İngiltere'nin güneyindeki Cornwall bölgesinde yer alan ve Kral Arthur'la ilişkilendirilen anıtta arkeologlar tarafından yapılan çalışmada bölgenin bilinenden dört bin yıl daha eski olduğu ortaya çıktı. Arthur'un efsanevi şatosu Camelot değilmiş.

İngiltere’de yıllardır Kral Arthur’la ilişkilendirilen ve binlerce ziyaretçiyi ağırlayan gizemli anıtın geçmişinin bilinenden çok daha eskiye uzandığı ortaya çıktı. İngiliz arkeologların ülkenin güneyindeki Cornwall bölgesinde yaptığı araştırmalar sonucunda Kral Arthur Salonu olarak adlandırılan anıtın dört bin yıl daha eski olabileceği ortaya çıktı.
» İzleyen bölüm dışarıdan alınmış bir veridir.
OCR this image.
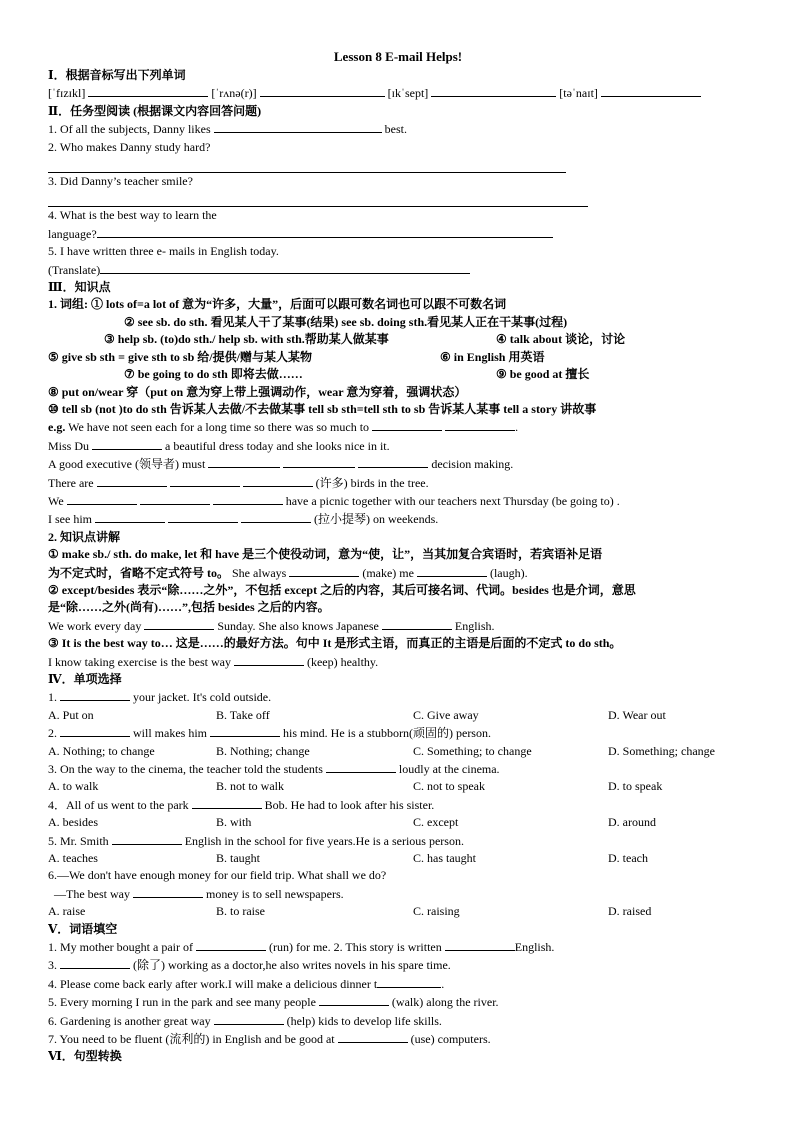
Lesson 8 E-mail Helps!
Ⅰ．根据音标写出下列单词
[ˈfɪzɪkl]	[ˈrʌnə(r)]	[ɪkˈsept]	[təˈnaɪt]
Ⅱ．任务型阅读 (根据课文内容回答问题)
1. Of all the subjects, Danny likes	best.
2. Who makes Danny study hard?
3. Did Danny’s teacher smile?
4. What is the best way to learn the
language?
5. I have written three e- mails in English today.
(Translate)
Ⅲ．知识点
1. 词组: ① lots of=a lot of 意为“许多，大量”，后面可以跟可数名词也可以跟不可数名词
② see sb. do sth. 看见某人干了某事(结果) see sb. doing sth.看见某人正在干某事(过程)
③ help sb. (to)do sth./ help sb. with sth.帮助某人做某事	④ talk about 谈论，讨论
⑤ give sb sth = give sth to sb 给/提供/赠与某人某物	⑥ in English 用英语
⑦ be going to do sth 即将去做……	⑨ be good at 擅长
⑧ put on/wear 穿（put on 意为穿上带上强调动作，wear 意为穿着，强调状态）
⑩ tell sb (not )to do sth 告诉某人去做/不去做某事 tell sb sth=tell sth to sb 告诉某人某事 tell a story 讲故事
e.g. We have not seen each for a long time so there was so much to	.
Miss Du	a beautiful dress today and she looks nice in it.
A good executive (领导者) must	decision making.
There are	(许多) birds in the tree.
We	have a picnic together with our teachers next Thursday (be going to) .
I see him	(拉小提琴) on weekends.
2. 知识点讲解
① make sb./ sth. do make, let 和 have 是三个使役动词，意为“使，让”，当其加复合宾语时，若宾语补足语
为不定式时，省略不定式符号 to。 She always	(make) me	(laugh).
② except/besides 表示“除……之外”，不包括 except 之后的内容，其后可接名词、代词。besides 也是介词，意思
是“除……之外(尚有)……”,包括 besides 之后的内容。
We work every day	Sunday. She also knows Japanese	English.
③ It is the best way to… 这是……的最好方法。句中 It 是形式主语，而真正的主语是后面的不定式 to do sth。
I know taking exercise is the best way	(keep) healthy.
Ⅳ．单项选择
1.	your jacket. It's cold outside.
A. Put on	B. Take off	C. Give away	D. Wear out
2.	will makes him	his mind. He is a stubborn(顽固的) person.
A. Nothing; to change	B. Nothing; change	C. Something; to change	D. Something; change
3. On the way to the cinema, the teacher told the students	loudly at the cinema.
A. to walk	B. not to walk	C. not to speak	D. to speak
4．All of us went to the park	Bob. He had to look after his sister.
A. besides	B. with	C. except	D. around
5. Mr. Smith	English in the school for five years.He is a serious person.
A. teaches	B. taught	C. has taught	D. teach
6.—We don't have enough money for our field trip. What shall we do?
—The best way	money is to sell newspapers.
A. raise	B. to raise	C. raising	D. raised
Ⅴ．词语填空
1. My mother bought a pair of	(run) for me. 2. This story is written	English.
3.	(除了) working as a doctor,he also writes novels in his spare time.
4. Please come back early after work.I will make a delicious dinner t	.
5. Every morning I run in the park and see many people	(walk) along the river.
6. Gardening is another great way	(help) kids to develop life skills.
7. You need to be fluent (流利的) in English and be good at	(use) computers.
Ⅵ．句型转换
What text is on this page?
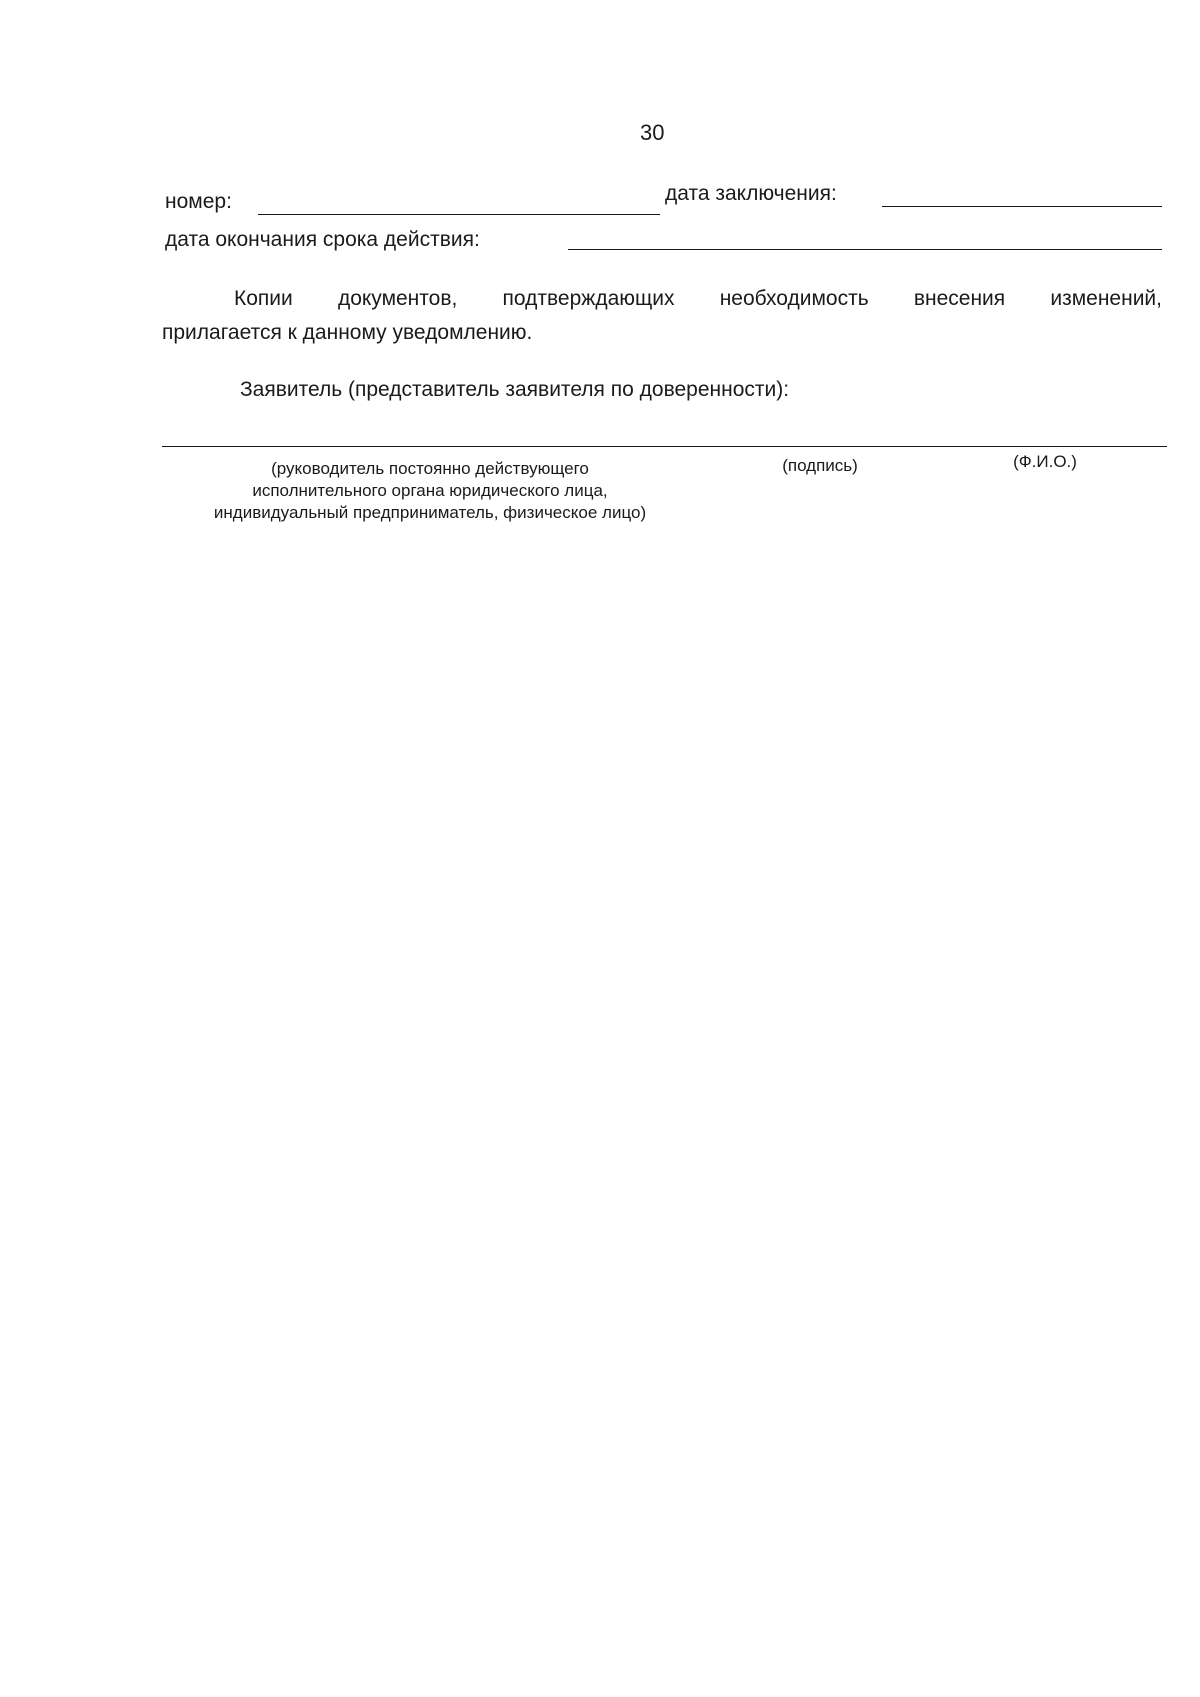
30
номер:	дата заключения:
дата окончания срока действия:
Копии документов, подтверждающих необходимость внесения изменений,
прилагается к данному уведомлению.
Заявитель (представитель заявителя по доверенности):
(руководитель постоянно действующего
исполнительного органа юридического лица,
индивидуальный предприниматель, физическое лицо)
(подпись)	(Ф.И.О.)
Eldeki yeni bulgular sonucu daha önce İngiltere hükümeti tarafından Ortaçağ hayvan ağılı olarak kaydedilen dikdörtgen yapının artık Neolitik döneme ait olduğuna ve 5.500 yıl öncesine dayandığına inanılıyor. Yine de amacı gizemini koruyor.

Bölgenin arkeolojik mirası üzerine çalışan Cornwall National Landscape yapının Ortaçağ kökenlerini sorgulayan yerel amatör arkeologların araştırmasının ardından en son kazıyı yaptırdı. Kazıyı yürüten Cornwall Arkeoloji Birimi adına konuşan arkeolog James Gossip Guardian’a “Bunlardan bir tane daha hiçbir yerde yok. O dönemde ya da daha sonra tarih öncesinde inşa edilmiş, dikdörtgen şeklinde toprak ve taştan yapılmış, iç kısmında taş ortostatlar bulunan başka bir şey yok. Benzeri de yok” dedi.

Kral Arthur’la ilişkisi aslında gerçek dışı

Gizemli anıtın isminin Kral Arthur’la ilişkilendirilmesine gelince; Kral Arthur’un 5. ve 6. yüzyıllardaki Anglosakson dönemiyle ilişkilendirildiği göz önünde bulundurulduğunda bu gizemli anıtın onunla ilgisi olmadığı neredeyse kesin. Kral Arthur’un varlığının dahi tartışmalı olduğu bir diğer gerçek.

Arkeolog James Gossip “Ortaçağ Arthur adını o zamanki yerel halkın muhtemelen anlamadığı her türlü olağandışı yere atfetmeye başladığı bir dönemdi. Bu da orijinal işlevinin o zamana kadar kaybolduğunu, ancak insanların efsanevi ve güçlü bir şeyle ilişkilendirdiği için Kral Arthur’a atfettiğini gösteriyor.” Gossip bronz çağından önce gelen orta Neolitik dönemde insanların ilk kez aynı yere yerleşmeye ve çitler inşa etmeye başladığını da sözlerine ekledi. “Düşünce, bunların topluluklar için buluşma noktaları olduğu, belki de özel günleri işaretlemek veya törenleri gerçekleştirmek için olduğu yönünde” dedi.